A machine learning-based method for resolving secondary mirror misalignment in telescope optical systems

Abstract

Abstract Larger aperture and larger field of view represent the evolving demands of astronomical research and the advancing trajectory of telescope technology. For ground-based telescopes, the impact of gravity on larger optical systems becomes increasingly important. For space telescopes and Antarctic telescopes, maintenance challenges are another significant consideration. However, directly resolving the misalignment of optical components can guide the system to make corresponding self-compensation, which is very meaningful for these telescopes. We have focused on resolving misalignments in telescope optical systems over the years. Since 2023, we introduced a new method (RSVA) for evaluating the image quality of optical systems. Although originally conceived to investigate the imaging characteristics of large-field optical systems, our ongoing research has revealed its inherent capacity to encapsulate a plethora of information regarding the optical system’s state. Consequently, we promptly combined it with machine learning to resolve the misalignment of secondary mirror in optical systems, ultimately achieving excellent results.
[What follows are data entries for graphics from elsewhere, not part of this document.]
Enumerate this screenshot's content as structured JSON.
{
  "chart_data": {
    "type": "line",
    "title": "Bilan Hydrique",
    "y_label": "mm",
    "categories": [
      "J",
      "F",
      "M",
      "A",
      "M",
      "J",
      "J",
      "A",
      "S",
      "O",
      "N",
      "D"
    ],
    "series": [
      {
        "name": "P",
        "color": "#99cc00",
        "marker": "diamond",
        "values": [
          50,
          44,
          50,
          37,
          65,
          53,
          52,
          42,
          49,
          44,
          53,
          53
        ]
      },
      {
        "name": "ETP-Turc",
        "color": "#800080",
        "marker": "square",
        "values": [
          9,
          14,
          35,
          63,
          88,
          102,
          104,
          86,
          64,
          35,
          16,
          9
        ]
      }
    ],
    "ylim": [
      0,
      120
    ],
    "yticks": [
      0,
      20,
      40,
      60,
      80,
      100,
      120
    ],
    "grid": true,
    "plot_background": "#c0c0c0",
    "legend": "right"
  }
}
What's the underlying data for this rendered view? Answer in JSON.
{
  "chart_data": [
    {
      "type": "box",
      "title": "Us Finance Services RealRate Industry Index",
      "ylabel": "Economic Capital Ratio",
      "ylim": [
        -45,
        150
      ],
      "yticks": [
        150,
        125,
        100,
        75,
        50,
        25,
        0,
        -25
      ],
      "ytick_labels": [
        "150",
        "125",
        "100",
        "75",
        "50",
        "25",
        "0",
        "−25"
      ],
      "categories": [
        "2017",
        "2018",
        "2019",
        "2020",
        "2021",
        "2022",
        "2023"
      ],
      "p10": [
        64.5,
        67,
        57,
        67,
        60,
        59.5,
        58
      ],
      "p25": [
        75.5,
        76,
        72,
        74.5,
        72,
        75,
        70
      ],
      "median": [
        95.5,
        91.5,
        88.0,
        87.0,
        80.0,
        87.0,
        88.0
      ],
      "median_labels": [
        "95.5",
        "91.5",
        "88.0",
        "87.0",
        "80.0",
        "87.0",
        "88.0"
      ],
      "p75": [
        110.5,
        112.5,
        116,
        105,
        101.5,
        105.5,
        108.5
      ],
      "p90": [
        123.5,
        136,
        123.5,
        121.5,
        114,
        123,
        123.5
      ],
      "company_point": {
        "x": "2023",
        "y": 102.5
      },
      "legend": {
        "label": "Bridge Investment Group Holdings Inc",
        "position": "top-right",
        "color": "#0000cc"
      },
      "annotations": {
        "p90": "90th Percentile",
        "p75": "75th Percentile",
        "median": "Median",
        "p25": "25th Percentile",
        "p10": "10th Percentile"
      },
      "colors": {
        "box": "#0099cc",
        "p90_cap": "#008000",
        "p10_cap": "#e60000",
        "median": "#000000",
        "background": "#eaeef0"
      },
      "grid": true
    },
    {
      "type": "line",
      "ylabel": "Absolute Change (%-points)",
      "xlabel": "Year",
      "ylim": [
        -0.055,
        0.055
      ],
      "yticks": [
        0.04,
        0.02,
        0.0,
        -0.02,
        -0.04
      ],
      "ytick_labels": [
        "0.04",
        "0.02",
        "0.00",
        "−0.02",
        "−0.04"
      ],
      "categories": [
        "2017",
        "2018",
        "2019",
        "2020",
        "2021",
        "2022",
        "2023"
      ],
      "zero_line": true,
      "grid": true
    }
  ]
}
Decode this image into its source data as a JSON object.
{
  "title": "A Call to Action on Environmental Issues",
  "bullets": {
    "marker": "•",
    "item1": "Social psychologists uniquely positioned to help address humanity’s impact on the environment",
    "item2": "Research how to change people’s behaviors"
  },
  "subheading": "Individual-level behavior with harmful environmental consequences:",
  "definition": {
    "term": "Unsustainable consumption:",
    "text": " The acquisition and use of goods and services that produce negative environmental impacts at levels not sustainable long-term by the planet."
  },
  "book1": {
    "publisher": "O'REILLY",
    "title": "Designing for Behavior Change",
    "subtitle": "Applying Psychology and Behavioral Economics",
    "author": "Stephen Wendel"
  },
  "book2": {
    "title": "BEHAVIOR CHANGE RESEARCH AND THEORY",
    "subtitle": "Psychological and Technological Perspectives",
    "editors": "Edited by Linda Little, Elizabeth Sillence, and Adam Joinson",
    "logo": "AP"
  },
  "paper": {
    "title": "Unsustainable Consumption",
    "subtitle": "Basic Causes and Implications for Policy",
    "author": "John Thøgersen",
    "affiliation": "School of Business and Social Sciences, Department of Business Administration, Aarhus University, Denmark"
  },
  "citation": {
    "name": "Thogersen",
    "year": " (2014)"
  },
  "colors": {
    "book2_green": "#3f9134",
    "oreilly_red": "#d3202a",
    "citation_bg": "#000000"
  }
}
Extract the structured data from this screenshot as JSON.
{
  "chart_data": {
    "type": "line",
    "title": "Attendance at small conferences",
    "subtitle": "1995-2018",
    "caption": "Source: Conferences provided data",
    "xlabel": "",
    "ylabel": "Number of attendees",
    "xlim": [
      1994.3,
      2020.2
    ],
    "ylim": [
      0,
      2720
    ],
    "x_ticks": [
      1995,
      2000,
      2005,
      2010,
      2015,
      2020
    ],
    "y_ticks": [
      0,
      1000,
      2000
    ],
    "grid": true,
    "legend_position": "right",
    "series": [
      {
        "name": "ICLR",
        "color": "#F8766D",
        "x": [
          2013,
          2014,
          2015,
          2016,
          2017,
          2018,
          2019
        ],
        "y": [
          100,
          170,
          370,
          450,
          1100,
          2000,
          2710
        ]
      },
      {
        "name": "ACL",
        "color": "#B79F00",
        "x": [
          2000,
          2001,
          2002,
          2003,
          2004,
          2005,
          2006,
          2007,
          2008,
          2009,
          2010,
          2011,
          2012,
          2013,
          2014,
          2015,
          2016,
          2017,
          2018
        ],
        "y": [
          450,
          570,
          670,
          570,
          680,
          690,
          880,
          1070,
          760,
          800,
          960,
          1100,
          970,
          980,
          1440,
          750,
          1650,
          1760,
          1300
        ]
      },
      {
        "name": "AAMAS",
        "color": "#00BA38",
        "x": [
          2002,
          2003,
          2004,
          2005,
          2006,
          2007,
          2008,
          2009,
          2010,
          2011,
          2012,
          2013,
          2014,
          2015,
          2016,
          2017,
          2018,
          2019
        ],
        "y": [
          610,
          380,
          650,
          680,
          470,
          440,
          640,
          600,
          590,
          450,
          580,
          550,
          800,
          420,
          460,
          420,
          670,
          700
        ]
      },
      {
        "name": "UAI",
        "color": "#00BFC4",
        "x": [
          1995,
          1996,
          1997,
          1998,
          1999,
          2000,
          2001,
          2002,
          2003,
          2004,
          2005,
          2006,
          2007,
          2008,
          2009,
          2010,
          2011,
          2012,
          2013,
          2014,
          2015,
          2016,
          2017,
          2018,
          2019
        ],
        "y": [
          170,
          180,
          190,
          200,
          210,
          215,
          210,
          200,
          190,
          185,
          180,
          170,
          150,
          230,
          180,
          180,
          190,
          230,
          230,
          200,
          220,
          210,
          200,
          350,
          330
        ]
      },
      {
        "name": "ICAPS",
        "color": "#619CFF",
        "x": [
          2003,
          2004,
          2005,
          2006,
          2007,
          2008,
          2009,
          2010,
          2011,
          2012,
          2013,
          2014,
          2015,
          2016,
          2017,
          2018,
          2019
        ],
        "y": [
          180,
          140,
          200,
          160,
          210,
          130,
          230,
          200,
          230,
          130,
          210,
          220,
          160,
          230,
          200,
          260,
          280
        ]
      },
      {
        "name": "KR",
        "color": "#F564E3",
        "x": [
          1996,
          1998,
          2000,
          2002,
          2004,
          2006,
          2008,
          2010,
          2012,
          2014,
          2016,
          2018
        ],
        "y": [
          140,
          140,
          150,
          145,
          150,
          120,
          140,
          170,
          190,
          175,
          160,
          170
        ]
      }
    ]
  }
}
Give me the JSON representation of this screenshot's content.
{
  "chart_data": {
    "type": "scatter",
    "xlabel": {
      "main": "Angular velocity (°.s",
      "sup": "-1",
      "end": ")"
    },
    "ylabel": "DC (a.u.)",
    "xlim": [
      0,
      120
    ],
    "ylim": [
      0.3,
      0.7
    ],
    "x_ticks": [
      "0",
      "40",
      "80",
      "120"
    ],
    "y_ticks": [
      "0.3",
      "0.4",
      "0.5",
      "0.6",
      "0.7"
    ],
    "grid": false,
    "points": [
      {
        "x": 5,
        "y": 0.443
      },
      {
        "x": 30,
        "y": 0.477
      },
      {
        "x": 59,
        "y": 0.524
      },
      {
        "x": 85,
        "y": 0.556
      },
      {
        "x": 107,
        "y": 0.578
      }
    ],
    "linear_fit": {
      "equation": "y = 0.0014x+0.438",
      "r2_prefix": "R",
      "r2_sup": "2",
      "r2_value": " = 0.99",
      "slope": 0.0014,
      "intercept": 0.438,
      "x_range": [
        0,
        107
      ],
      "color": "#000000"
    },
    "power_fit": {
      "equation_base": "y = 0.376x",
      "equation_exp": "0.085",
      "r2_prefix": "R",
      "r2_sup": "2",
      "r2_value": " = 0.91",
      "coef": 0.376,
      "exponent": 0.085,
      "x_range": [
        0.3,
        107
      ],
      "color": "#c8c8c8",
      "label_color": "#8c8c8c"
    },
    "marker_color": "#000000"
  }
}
Inspired by this concept, we developed the SVA-type method to resolve misalignments in telescope optical systems. This method achieved a root-mean-square (RMS) misalignment resolution of less than 1 μm & 3.6” for the secondary mirror using only 10 rays. This article will provide a detailed explanation of the methodology and results, as well as explore other interesting possibilities arising from this approach. Drawing upon the SVA theory, we aspire to devise a distinctive approach to resolve misalignment in a telescope’s optical system by leveraging imaging shape.